Ce samedi, dans les rues de Pretoria, ils étaient 2000 personnes à crier leur désolation, leur mécontentement face au fléau de la violence dont sont victimes les femmes et les enfants, généralement dans l’indifférence la plus totale en Afrique du Sud.

Aussi, les hommes, rassemblés à l’appel d’un collectif baptisé « #pas en mon nom », étaient de sortie.

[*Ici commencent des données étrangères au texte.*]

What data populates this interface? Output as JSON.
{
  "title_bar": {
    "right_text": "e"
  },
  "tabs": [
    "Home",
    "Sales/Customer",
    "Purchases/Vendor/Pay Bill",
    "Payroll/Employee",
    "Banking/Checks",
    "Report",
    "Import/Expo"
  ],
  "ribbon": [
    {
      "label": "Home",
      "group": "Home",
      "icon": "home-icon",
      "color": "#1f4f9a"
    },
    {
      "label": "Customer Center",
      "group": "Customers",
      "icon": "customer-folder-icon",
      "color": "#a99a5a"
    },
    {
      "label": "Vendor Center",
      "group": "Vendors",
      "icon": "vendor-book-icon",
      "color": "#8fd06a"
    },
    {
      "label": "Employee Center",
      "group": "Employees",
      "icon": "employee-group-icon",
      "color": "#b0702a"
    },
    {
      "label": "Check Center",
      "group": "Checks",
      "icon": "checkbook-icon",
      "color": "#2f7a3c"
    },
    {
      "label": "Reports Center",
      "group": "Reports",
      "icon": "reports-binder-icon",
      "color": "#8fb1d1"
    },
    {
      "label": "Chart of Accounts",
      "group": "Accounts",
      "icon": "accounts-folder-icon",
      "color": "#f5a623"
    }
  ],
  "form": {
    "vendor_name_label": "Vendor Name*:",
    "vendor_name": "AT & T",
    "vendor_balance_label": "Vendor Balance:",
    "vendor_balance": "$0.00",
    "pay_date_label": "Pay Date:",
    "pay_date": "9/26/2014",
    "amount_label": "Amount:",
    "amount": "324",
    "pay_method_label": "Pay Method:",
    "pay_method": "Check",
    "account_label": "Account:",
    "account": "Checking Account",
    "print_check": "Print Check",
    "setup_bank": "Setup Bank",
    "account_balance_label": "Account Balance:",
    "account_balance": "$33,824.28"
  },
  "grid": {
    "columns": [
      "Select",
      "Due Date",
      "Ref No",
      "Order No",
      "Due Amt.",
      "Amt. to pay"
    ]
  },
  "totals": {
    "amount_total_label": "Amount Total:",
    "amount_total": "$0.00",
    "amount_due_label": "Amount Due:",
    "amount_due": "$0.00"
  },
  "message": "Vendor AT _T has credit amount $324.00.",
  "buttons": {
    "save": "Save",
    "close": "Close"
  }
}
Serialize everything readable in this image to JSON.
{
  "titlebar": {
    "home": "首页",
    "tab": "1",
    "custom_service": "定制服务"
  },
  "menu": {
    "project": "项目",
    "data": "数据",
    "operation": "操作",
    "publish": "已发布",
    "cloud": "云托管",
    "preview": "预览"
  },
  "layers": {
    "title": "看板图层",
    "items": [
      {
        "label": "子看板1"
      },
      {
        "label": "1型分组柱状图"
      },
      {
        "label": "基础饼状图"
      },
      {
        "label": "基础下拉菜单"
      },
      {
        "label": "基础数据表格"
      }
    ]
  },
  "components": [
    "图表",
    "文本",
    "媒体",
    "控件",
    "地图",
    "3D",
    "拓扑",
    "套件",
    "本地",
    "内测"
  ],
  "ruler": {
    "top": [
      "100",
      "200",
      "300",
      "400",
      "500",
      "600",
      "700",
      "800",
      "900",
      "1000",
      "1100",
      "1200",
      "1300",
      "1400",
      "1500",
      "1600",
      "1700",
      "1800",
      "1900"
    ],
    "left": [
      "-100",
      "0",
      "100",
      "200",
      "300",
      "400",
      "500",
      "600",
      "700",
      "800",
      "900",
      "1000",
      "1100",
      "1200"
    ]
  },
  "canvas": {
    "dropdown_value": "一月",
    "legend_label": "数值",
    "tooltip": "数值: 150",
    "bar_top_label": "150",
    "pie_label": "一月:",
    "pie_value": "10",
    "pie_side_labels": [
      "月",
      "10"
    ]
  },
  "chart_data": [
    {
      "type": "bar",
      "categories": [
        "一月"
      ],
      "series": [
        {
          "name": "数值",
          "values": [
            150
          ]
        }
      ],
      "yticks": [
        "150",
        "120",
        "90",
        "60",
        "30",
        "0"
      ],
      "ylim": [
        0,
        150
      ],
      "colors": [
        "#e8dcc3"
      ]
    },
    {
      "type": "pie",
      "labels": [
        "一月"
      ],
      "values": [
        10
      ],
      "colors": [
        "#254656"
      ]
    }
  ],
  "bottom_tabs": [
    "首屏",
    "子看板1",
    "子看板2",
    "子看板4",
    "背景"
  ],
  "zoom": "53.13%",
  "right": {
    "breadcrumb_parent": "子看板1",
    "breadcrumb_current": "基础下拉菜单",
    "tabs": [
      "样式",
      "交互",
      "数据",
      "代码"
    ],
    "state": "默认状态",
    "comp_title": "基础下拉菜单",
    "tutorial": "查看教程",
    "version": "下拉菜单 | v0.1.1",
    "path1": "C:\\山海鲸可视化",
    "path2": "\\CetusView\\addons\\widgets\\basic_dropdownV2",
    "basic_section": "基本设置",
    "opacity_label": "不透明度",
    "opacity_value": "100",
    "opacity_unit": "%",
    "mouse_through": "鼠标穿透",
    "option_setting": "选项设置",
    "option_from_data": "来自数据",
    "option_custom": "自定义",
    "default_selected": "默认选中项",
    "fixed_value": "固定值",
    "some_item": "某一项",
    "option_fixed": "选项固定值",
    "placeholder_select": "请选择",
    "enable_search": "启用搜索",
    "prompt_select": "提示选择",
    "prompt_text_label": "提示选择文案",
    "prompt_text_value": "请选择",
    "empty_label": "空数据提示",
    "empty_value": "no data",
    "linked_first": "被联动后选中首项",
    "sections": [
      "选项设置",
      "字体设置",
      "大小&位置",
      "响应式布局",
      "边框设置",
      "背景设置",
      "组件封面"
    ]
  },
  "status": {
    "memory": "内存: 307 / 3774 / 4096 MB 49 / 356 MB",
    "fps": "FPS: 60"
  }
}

Ceux-ci, largement majoritaires dans la foule arboraient des pancartes sur lesquelles ont pouvait lire par exemple, « Je suis un père, un frère et un oncle aimant », « arrêtez ça s’il vous plait ». Un jeune homme venu avec son équipe de football s’est exprimé en ces termes, « Nous les hommes, nous sommes le problème, je le vois tous les jours, quand des hommes touchent des femmes, ou qu’ils utilisent leurs privilèges masculins pour rabaisser les femmes ».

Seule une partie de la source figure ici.